‘Hacker’, o pirata dos tempos modernos
Sem qualquer risco físico, o pirata informático ataca no conforto de um escritório. Tem especiais aptidões para entrar em casa da vítima e não precisa de arrombar a porta. A entrada é suave e até pode não deixar rasto.
O mundo inteiro habituou-se à designação inglesa: hacker. É um espião, um informador, um justiceiro ou, simplesmente, um ladrão. Haverá, então, hackers bonzinhos, simpáticos, que vivem a profissão no desvelo da defesa dos mais nobres valores da sociedade? Até poder ser que sim. Nestes primórdios do século XXI, continuará a existir o espírito do Robin dos Bosques. Mas a maior parte dos hackers é simplesmente dedicada a uma maneira menos própria de ganhar a vida.
Com a detenção, em Budapeste, do suposto autor do roubo da correspondência eletrónica do Benfica, o pequenino mundo do futebol português voltou a agitar-se. O Benfica reagiu como se tivesse voltado às grandes vitórias europeias, como muito bem lembrou o nosso inultrapassável Luís Afonso, e o povo encarnado terá ouvido do clube, com inadequado alívio, esta eloquente frase: «agora vai começar o tempo da justiça!»
Mentira. O tempo da justiça há algum tempo começara para o Benfica, que não deixa de continuar envolvido em acusações graves que estão, ainda, por provar e por julgar, mas que já provocaram sentenças populares e danos desportivos e de reputação irreversíveis. É verdade, pois, que o Benfica reagiu à detenção do presumível ladrão dos emails que se tornaram conhecidos pela divulgação feita pelo diretor de comunicação do FC Porto no seu canal afetivo como se fosse a prova de que o clube e os seus responsáveis estavam inocentes dos factos ilícitos de que são acusados. Uma manobra de diversão que tem mais de estratégica do que de utilitária.
Mas também é verdade que a nervosa reação do FC Porto nos faz pensar que há um sentimento de profundo desconforto com a notícia de detenção do jovem e hábil hacker português.
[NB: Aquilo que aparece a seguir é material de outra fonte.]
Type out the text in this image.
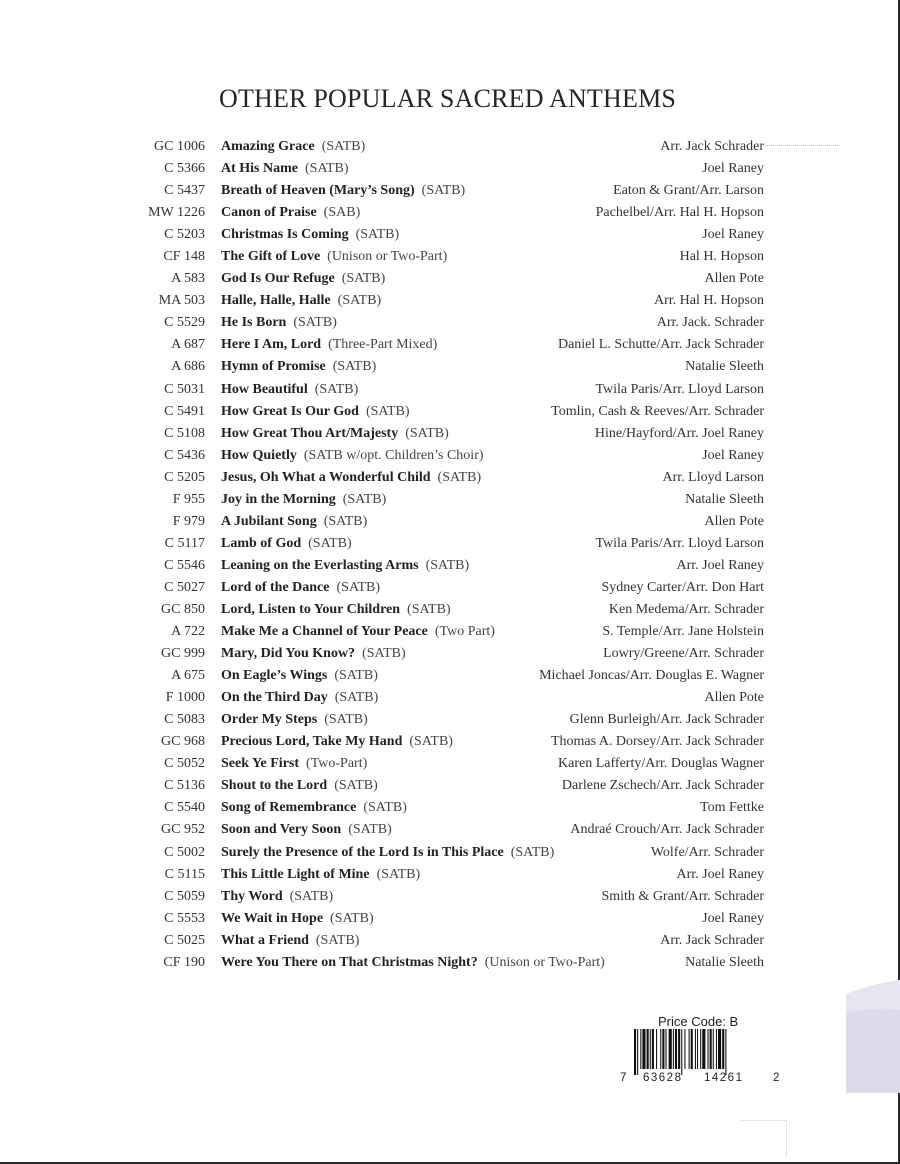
OTHER POPULAR SACRED ANTHEMS
GC 1006 Amazing Grace (SATB)	Arr. Jack Schrader
C 5366 At His Name (SATB)	Joel Raney
C 5437 Breath of Heaven (Mary’s Song) (SATB)	Eaton & Grant/Arr. Larson
MW 1226 Canon of Praise (SAB)	Pachelbel/Arr. Hal H. Hopson
C 5203 Christmas Is Coming (SATB)	Joel Raney
CF 148 The Gift of Love (Unison or Two-Part)	Hal H. Hopson
A 583 God Is Our Refuge (SATB)	Allen Pote
MA 503 Halle, Halle, Halle (SATB)	Arr. Hal H. Hopson
C 5529 He Is Born (SATB)	Arr. Jack. Schrader
A 687 Here I Am, Lord (Three-Part Mixed)	Daniel L. Schutte/Arr. Jack Schrader
A 686 Hymn of Promise (SATB)	Natalie Sleeth
C 5031 How Beautiful (SATB)	Twila Paris/Arr. Lloyd Larson
C 5491 How Great Is Our God (SATB)	Tomlin, Cash & Reeves/Arr. Schrader
C 5108 How Great Thou Art/Majesty (SATB)	Hine/Hayford/Arr. Joel Raney
C 5436 How Quietly (SATB w/opt. Children’s Choir)	Joel Raney
C 5205 Jesus, Oh What a Wonderful Child (SATB)	Arr. Lloyd Larson
F 955 Joy in the Morning (SATB)	Natalie Sleeth
F 979 A Jubilant Song (SATB)	Allen Pote
C 5117 Lamb of God (SATB)	Twila Paris/Arr. Lloyd Larson
C 5546 Leaning on the Everlasting Arms (SATB)	Arr. Joel Raney
C 5027 Lord of the Dance (SATB)	Sydney Carter/Arr. Don Hart
GC 850 Lord, Listen to Your Children (SATB)	Ken Medema/Arr. Schrader
A 722 Make Me a Channel of Your Peace (Two Part)	S. Temple/Arr. Jane Holstein
GC 999 Mary, Did You Know? (SATB)	Lowry/Greene/Arr. Schrader
A 675 On Eagle’s Wings (SATB)	Michael Joncas/Arr. Douglas E. Wagner
F 1000 On the Third Day (SATB)	Allen Pote
C 5083 Order My Steps (SATB)	Glenn Burleigh/Arr. Jack Schrader
GC 968 Precious Lord, Take My Hand (SATB)	Thomas A. Dorsey/Arr. Jack Schrader
C 5052 Seek Ye First (Two-Part)	Karen Lafferty/Arr. Douglas Wagner
C 5136 Shout to the Lord (SATB)	Darlene Zschech/Arr. Jack Schrader
C 5540 Song of Remembrance (SATB)	Tom Fettke
GC 952 Soon and Very Soon (SATB)	Andraé Crouch/Arr. Jack Schrader
C 5002 Surely the Presence of the Lord Is in This Place (SATB)	Wolfe/Arr. Schrader
C 5115 This Little Light of Mine (SATB)	Arr. Joel Raney
C 5059 Thy Word (SATB)	Smith & Grant/Arr. Schrader
C 5553 We Wait in Hope (SATB)	Joel Raney
C 5025 What a Friend (SATB)	Arr. Jack Schrader
CF 190 Were You There on That Christmas Night? (Unison or Two-Part)	Natalie Sleeth
Price Code: B
7 63628 14261	2
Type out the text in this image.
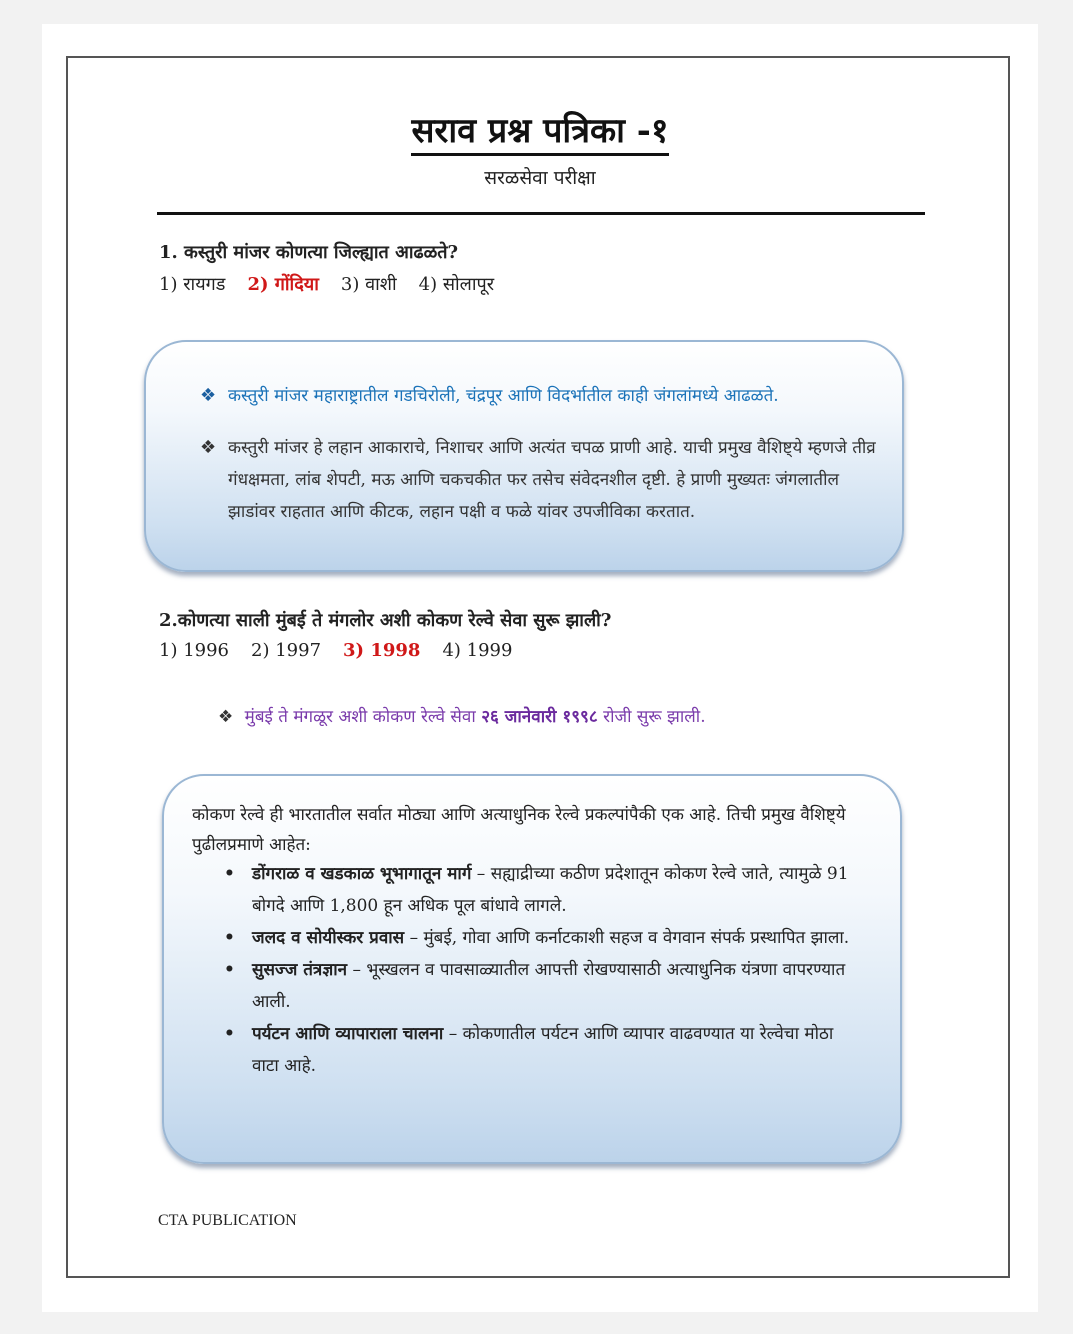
सराव प्रश्न पत्रिका -१
सरळसेवा परीक्षा
1. कस्तुरी मांजर कोणत्या जिल्ह्यात आढळते?
1) रायगड 2) गोंदिया 3) वाशी 4) सोलापूर
❖ कस्तुरी मांजर महाराष्ट्रातील गडचिरोली, चंद्रपूर आणि विदर्भातील काही जंगलांमध्ये आढळते.
❖ कस्तुरी मांजर हे लहान आकाराचे, निशाचर आणि अत्यंत चपळ प्राणी आहे. याची प्रमुख वैशिष्ट्ये म्हणजे तीव्र गंधक्षमता, लांब शेपटी, मऊ आणि चकचकीत फर तसेच संवेदनशील दृष्टी. हे प्राणी मुख्यतः जंगलातील झाडांवर राहतात आणि कीटक, लहान पक्षी व फळे यांवर उपजीविका करतात.
2.कोणत्या साली मुंबई ते मंगलोर अशी कोकण रेल्वे सेवा सुरू झाली?
1) 1996 2) 1997 3) 1998 4) 1999
❖ मुंबई ते मंगळूर अशी कोकण रेल्वे सेवा २६ जानेवारी १९९८ रोजी सुरू झाली.
कोकण रेल्वे ही भारतातील सर्वात मोठ्या आणि अत्याधुनिक रेल्वे प्रकल्पांपैकी एक आहे. तिची प्रमुख वैशिष्ट्ये पुढीलप्रमाणे आहेत:
• डोंगराळ व खडकाळ भूभागातून मार्ग – सह्याद्रीच्या कठीण प्रदेशातून कोकण रेल्वे जाते, त्यामुळे 91 बोगदे आणि 1,800 हून अधिक पूल बांधावे लागले.
• जलद व सोयीस्कर प्रवास – मुंबई, गोवा आणि कर्नाटकाशी सहज व वेगवान संपर्क प्रस्थापित झाला.
• सुसज्ज तंत्रज्ञान – भूस्खलन व पावसाळ्यातील आपत्ती रोखण्यासाठी अत्याधुनिक यंत्रणा वापरण्यात आली.
• पर्यटन आणि व्यापाराला चालना – कोकणातील पर्यटन आणि व्यापार वाढवण्यात या रेल्वेचा मोठा वाटा आहे.
CTA PUBLICATION
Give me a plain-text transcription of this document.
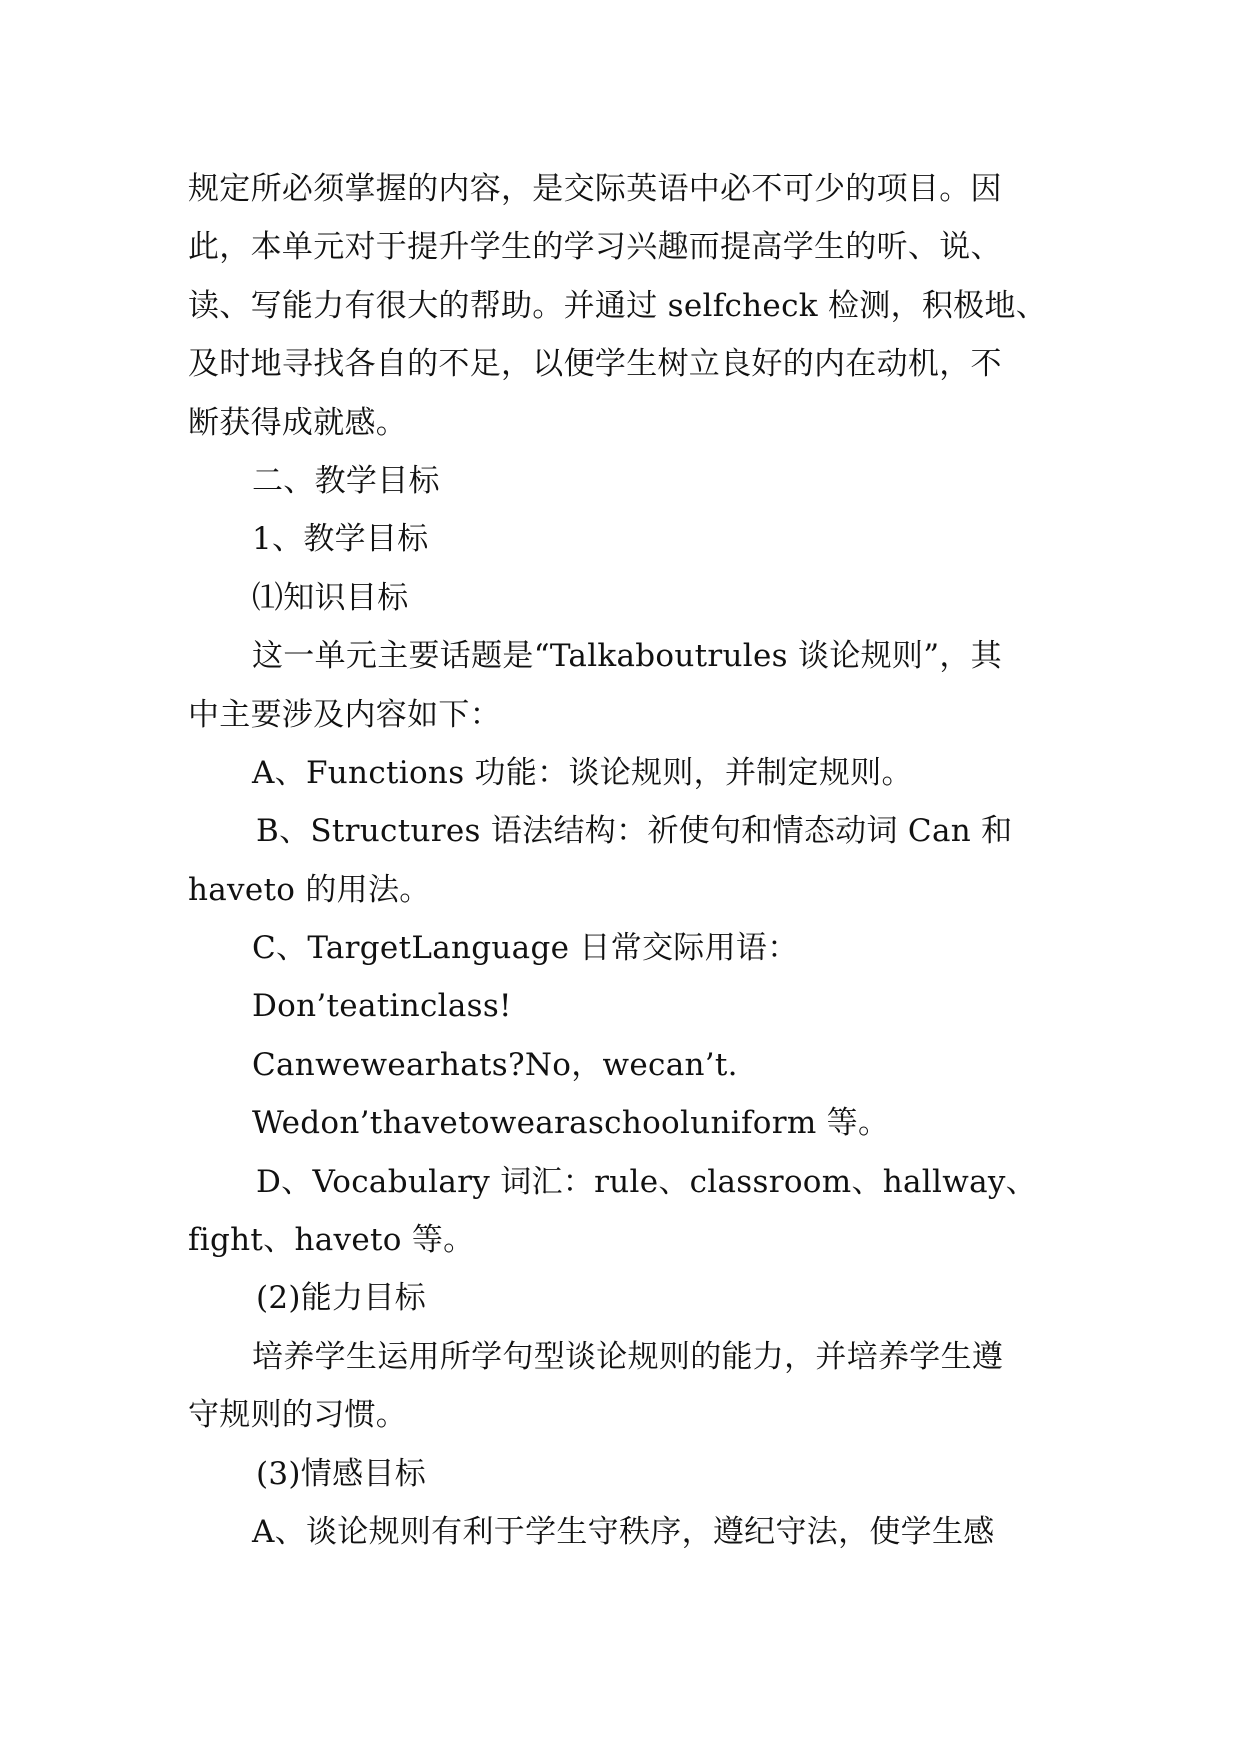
规定所必须掌握的内容，是交际英语中必不可少的项目。因
此，本单元对于提升学生的学习兴趣而提高学生的听、说、
读、写能力有很大的帮助。并通过 selfcheck 检测，积极地、
及时地寻找各自的不足，以便学生树立良好的内在动机，不
断获得成就感。
二、教学目标
1、教学目标
⑴知识目标
这一单元主要话题是“Talkaboutrules 谈论规则”，其
中主要涉及内容如下：
A、Functions 功能：谈论规则，并制定规则。
B、Structures 语法结构：祈使句和情态动词 Can 和
haveto 的用法。
C、TargetLanguage 日常交际用语：
Don’teatinclass!
Canwewearhats?No，wecan’t.
Wedon’thavetowearaschooluniform 等。
D、Vocabulary 词汇：rule、classroom、hallway、
fight、haveto 等。
(2)能力目标
培养学生运用所学句型谈论规则的能力，并培养学生遵
守规则的习惯。
(3)情感目标
A、谈论规则有利于学生守秩序，遵纪守法，使学生感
A sucessão de comunicados é problemática e não soma honradez a quem indiscutivelmente tirou avantajado proveito da divulgação da correspondência privada do rival.
Diz o FC Porto que se limitou a prestar um serviço público ao país, com a divulgação dos emails que lhe terão caído no colo sem ter pago qualquer compensação ou vantagem. Está no seu direito de se defender, mas será precisamente isso que a polícia terá de investigar e, se for o caso, os tribunais terão de julgar.
Os advogados de Rui Pinto, o hacker em questão, defendem o seu constituinte admitindo que aquela pirataria eletrónica tinha apenas a boa intenção de divulgar à sociedade os podres do futebol, tal como já tinha acontecido com o Football Leaks. Tal como o FC Porto, o pirata informático também tem todo o direito de se defender neste tribunal aberto da opinião pública, que, por sua vez, não deixará de pensar por que razão existe, então, uma acusação de tentativa de extorsão, imaginando, assim, que não terão sido exatamente as boas intenções que fizeram Rui Pinto sair do sossego de uma vida «limpinha, limpinha», como diria o Jorge Jesus, e que não terá oferecido de borla os seus serviços fosse a quem fosse.
Digamos que, por duas pistas, rolará o processo dos emails. Uma que confrontará o Benfica com o que a investigação apurar sobre eventuais práticas ilícitas ou, mesmo, criminais; a outra que seguirá o seu rumo, para saber se o FC Porto pagou ou não pelas informações que obteve e que em vez de se limitar a entregá-las à polícia, possibilitando uma investigação mais eficaz, entendeu divulgá-las publicamente tirando a óbvia vantagem do dano no adversário.